Looking for an alternative proof of the angle difference expansion I have thought about this for a while and have no progress.
Does there exist a purely Euclidean Geometric proof of the Angle Difference expansion for Sine and Cosine, for Obtuse angles?
 A: Here's a hint, in the form of adapting my Angle-Sum diagram to a couple of obtuse cases. Perhaps they'll guide you to adapting my Angle-Difference diagram appropriately.

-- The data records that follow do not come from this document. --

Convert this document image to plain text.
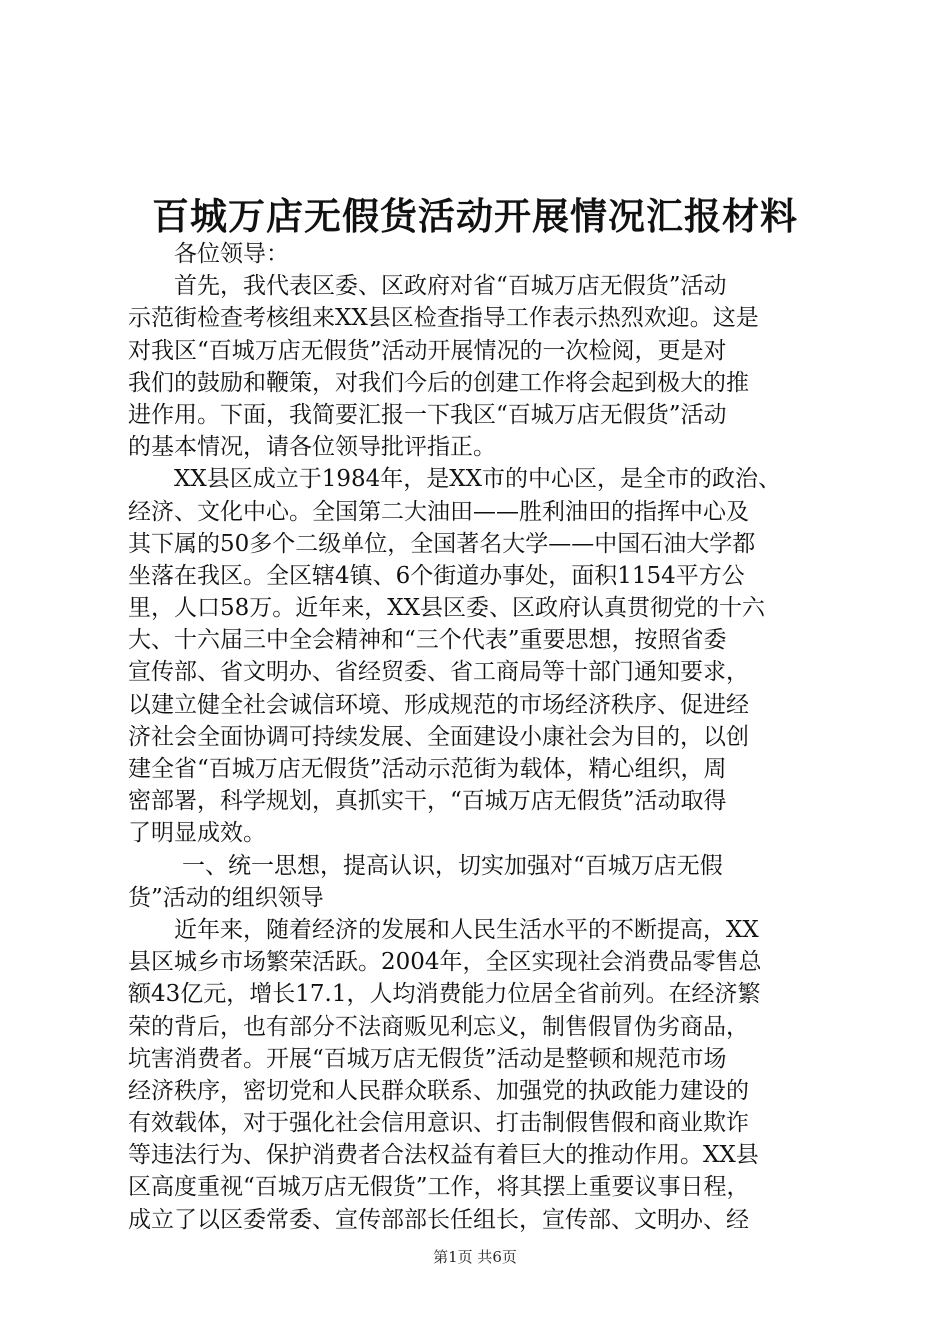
百城万店无假货活动开展情况汇报材料
各位领导：
首先，我代表区委、区政府对省“百城万店无假货”活动
示范街检查考核组来XX县区检查指导工作表示热烈欢迎。这是
对我区“百城万店无假货”活动开展情况的一次检阅，更是对
我们的鼓励和鞭策，对我们今后的创建工作将会起到极大的推
进作用。下面，我简要汇报一下我区“百城万店无假货”活动
的基本情况，请各位领导批评指正。
XX县区成立于1984年，是XX市的中心区，是全市的政治、
经济、文化中心。全国第二大油田——胜利油田的指挥中心及
其下属的50多个二级单位，全国著名大学——中国石油大学都
坐落在我区。全区辖4镇、6个街道办事处，面积1154平方公
里，人口58万。近年来，XX县区委、区政府认真贯彻党的十六
大、十六届三中全会精神和“三个代表”重要思想，按照省委
宣传部、省文明办、省经贸委、省工商局等十部门通知要求，
以建立健全社会诚信环境、形成规范的市场经济秩序、促进经
济社会全面协调可持续发展、全面建设小康社会为目的，以创
建全省“百城万店无假货”活动示范街为载体，精心组织，周
密部署，科学规划，真抓实干，“百城万店无假货”活动取得
了明显成效。
一、统一思想，提高认识，切实加强对“百城万店无假
货”活动的组织领导
近年来，随着经济的发展和人民生活水平的不断提高，XX
县区城乡市场繁荣活跃。2004年，全区实现社会消费品零售总
额43亿元，增长17.1，人均消费能力位居全省前列。在经济繁
荣的背后，也有部分不法商贩见利忘义，制售假冒伪劣商品，
坑害消费者。开展“百城万店无假货”活动是整顿和规范市场
经济秩序，密切党和人民群众联系、加强党的执政能力建设的
有效载体，对于强化社会信用意识、打击制假售假和商业欺诈
等违法行为、保护消费者合法权益有着巨大的推动作用。XX县
区高度重视“百城万店无假货”工作，将其摆上重要议事日程，
成立了以区委常委、宣传部部长任组长，宣传部、文明办、经
第1页 共6页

Non-Obtuse $\alpha$ and $\beta$, with Obtuse $\alpha+\beta$:
 
$$\begin{align}
\phantom{|}\sin(\alpha+\beta)\phantom{|} &= \sin\alpha \cos \beta + \cos\alpha \sin \beta \\[6pt]
|\cos(\alpha+\beta)| &= \sin\alpha \sin\beta - \cos\alpha \cos\beta \\
\to\qquad \phantom{|}\cos(\alpha+\beta)\phantom{|} &= \cos\alpha \cos\beta - \sin\alpha \sin\beta 
\end{align}$$

Non-Obtuse $\alpha$, with Obtuse $\beta$ and $\alpha+\beta \leq 180^\circ$:

$$\begin{align}
\phantom{|}\sin(\alpha+\beta)\phantom{|} &= \cos\alpha\sin\beta - \sin\alpha\,|\cos\beta| \\
\to\quad \phantom{|}\sin(\alpha+\beta)\phantom{|} &= \sin\alpha \cos\beta + \cos\alpha \sin\beta \\[6pt]
|\cos(\alpha+\beta)| &= \cos\alpha\,|\cos\beta| + \sin\alpha \sin\beta \\
\to\quad \phantom{|}\cos(\alpha+\beta)\phantom{|} &= \cos\alpha\cos\beta - \sin\alpha\sin\beta
\end{align}$$

The cases for $\alpha+\beta > 180^\circ$ are left as exercises to the reader.